Australian scientist

Helen Margaret Stallman is an Australian scientist, clinical psychologist and author. She is director of the International Association of University Health and Wellbeing.

==Early life and education==
Stallman earned a bachelor's degree in science at the University of Southern Queensland, a Bachelor of Psychology (Honours) degree at James Cook University, a Doctor of Clinical Psychology degree at the University of Queensland, a Doctor of Philosophy degree at the University of Queensland and a Certificate in Medical Education at the University of Queensland. She graduated with her daughter, Monique, in 2012.

==Contributions==
===University student health and wellbeing===
Stallman is the founding director of the International Association of University Health and Wellbeing. She led the developed the first online program to support university student health and wellbeing, thedesk and a tool to obtain valid metrics of student learning outcomes while linking them with just-in-time supports, The Learning Thermometer. This was a revolutionary move away from unreliable student satisfaction surveys measures of student success and staff performance.

===Suicide prevention===
Stallman developed the world's first consumer-centred approach to supporting people who were upset or who had suicidal thoughts, Care Collaborate Connect.
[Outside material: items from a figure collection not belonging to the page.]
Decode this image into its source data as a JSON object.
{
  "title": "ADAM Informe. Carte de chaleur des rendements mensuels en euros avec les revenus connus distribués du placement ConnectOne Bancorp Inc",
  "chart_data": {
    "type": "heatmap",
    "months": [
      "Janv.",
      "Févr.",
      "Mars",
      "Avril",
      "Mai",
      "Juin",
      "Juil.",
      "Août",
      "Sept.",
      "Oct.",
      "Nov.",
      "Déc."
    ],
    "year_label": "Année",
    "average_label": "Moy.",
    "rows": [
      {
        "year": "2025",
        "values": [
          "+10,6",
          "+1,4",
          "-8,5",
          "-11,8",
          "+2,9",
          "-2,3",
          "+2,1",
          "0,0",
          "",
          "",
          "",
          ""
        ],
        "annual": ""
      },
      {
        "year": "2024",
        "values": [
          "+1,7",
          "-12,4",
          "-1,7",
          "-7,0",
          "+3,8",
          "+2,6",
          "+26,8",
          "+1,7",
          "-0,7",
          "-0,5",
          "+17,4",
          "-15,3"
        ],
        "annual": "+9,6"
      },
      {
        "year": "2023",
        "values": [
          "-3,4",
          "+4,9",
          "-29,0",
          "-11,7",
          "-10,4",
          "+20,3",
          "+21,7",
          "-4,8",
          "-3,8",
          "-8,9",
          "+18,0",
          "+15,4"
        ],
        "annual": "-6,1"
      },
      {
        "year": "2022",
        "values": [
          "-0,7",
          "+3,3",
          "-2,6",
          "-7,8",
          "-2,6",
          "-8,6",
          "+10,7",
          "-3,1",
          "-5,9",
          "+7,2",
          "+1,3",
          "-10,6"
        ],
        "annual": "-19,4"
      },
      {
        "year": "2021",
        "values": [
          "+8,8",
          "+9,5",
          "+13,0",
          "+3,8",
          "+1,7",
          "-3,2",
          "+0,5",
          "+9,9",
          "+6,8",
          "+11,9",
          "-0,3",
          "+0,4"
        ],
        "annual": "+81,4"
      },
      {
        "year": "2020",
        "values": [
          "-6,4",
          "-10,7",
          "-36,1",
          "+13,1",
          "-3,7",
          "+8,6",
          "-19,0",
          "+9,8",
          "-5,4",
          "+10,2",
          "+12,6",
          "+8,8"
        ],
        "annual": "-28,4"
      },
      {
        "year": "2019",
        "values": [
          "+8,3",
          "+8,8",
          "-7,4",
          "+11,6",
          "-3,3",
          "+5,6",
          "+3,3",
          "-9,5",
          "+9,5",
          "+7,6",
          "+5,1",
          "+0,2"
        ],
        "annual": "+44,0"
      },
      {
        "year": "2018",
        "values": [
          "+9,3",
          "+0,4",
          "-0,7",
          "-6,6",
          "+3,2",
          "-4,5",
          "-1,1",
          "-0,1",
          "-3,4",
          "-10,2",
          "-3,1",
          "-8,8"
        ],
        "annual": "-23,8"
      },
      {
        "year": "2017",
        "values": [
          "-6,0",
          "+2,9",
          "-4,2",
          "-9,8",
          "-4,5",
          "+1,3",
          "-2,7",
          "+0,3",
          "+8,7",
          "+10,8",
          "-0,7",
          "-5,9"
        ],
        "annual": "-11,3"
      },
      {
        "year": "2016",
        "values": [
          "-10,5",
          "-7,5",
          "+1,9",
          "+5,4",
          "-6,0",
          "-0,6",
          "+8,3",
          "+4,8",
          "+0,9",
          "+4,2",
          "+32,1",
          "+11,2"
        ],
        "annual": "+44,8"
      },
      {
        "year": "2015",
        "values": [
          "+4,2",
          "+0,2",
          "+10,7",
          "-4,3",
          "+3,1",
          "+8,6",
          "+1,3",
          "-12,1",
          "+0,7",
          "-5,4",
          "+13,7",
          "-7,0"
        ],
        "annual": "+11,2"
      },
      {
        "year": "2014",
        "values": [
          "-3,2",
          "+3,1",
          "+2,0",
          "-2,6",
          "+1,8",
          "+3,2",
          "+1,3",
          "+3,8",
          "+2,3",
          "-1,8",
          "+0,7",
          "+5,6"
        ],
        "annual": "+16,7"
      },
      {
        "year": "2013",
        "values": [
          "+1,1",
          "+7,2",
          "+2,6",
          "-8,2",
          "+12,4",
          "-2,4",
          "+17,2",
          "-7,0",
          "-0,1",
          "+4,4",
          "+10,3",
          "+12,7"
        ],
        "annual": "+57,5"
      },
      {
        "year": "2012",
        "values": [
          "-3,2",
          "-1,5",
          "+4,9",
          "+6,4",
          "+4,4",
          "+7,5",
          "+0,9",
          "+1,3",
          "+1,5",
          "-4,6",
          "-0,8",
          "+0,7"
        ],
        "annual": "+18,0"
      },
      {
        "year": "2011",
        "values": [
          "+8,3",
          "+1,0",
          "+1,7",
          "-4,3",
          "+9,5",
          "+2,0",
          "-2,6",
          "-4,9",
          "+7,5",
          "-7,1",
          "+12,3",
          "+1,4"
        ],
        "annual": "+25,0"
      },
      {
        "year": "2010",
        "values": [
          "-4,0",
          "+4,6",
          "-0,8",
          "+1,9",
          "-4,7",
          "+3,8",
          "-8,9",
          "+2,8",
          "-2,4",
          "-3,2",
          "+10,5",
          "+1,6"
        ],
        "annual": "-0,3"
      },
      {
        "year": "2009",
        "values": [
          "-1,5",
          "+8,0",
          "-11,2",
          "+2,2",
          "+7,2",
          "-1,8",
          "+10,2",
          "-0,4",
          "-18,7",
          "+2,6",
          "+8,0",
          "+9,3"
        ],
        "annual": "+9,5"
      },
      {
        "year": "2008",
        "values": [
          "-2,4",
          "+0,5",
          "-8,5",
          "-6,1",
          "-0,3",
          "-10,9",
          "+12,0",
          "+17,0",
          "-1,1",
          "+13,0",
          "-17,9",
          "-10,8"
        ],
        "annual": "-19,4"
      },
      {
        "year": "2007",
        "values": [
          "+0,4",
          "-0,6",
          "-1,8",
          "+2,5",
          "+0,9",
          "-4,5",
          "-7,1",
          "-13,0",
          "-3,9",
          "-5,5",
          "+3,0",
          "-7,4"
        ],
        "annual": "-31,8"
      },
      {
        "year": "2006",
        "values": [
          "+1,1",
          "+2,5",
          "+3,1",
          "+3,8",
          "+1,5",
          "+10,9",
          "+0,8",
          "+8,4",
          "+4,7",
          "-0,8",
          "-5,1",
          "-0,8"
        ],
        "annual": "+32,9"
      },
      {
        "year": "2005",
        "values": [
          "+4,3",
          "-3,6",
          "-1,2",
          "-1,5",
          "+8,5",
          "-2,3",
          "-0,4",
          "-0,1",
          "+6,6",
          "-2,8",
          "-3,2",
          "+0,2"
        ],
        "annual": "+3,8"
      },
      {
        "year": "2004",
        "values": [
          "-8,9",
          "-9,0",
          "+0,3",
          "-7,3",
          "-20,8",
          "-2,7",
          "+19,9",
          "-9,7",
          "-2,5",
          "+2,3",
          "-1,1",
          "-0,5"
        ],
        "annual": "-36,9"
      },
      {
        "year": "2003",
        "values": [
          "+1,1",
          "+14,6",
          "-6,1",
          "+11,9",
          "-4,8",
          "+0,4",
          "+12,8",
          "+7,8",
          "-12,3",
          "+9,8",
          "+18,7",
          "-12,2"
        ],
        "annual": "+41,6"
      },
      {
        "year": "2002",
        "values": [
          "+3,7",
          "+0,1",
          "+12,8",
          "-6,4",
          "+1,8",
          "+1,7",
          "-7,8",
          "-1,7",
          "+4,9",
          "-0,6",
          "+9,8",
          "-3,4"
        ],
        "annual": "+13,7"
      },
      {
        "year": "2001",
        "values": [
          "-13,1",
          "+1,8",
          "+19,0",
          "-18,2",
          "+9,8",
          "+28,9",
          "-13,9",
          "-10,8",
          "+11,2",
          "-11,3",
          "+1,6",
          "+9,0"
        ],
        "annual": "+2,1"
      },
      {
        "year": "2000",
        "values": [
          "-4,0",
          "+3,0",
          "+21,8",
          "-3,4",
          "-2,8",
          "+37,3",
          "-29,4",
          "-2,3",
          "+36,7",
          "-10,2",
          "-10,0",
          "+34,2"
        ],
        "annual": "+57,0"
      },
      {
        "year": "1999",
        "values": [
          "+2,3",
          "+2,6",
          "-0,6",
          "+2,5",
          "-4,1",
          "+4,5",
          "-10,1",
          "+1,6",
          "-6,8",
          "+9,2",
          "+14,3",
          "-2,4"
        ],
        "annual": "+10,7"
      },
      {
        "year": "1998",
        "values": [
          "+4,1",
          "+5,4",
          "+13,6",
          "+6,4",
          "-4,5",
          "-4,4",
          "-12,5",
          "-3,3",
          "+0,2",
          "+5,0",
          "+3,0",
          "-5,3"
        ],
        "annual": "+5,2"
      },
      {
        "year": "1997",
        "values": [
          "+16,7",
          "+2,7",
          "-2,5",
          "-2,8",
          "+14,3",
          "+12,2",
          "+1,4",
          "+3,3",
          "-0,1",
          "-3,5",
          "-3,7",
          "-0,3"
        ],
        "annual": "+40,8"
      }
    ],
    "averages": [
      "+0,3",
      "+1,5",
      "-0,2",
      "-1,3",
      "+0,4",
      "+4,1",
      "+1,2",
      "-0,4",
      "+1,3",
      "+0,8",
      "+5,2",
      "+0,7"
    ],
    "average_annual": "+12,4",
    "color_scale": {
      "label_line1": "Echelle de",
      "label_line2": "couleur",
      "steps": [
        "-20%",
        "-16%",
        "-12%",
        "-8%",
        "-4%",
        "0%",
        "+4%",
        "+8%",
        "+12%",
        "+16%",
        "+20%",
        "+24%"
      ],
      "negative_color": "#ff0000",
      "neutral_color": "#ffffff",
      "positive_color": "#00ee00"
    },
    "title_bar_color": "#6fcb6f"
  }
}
===Health theory of coping===
The health theory of coping overcame limitations of previous coping theories by designating categories that were conceptually clear, mutually exclusive, comprehensive, functionally homogenous, functionally distinct, generative and flexible. Its major differences are that it recognises that all coping reactions as being adaptive and functional that may initially reduce distress. Coping strategies are classified as either healthy or unhealthy, depending on their likelihood of additional adverse consequences.

===Sleepwalking===
Stallman led a series of studies understanding the science of sleepwalking including the prevalence, treatments, medication-induced sleepwalking and violence during sleepwalking. Stallman summarised guidelines for the assessment and treatment of sleepwalking in general practice

==Awards and honours==
- 2019: Healthy Development Adelaide Women's Excellence in Research Award
- 2013: International Education Association of Australia (IEAA) Joint award for Award for Best Practice/Innovation for thedesk
- 2008: UniQuest Trailblazer Winner (Family Transitions Triple P) - innovation competition developed to reward innovative ideas and early-stage research that can benefit the community, industry, or business and generate a financial return.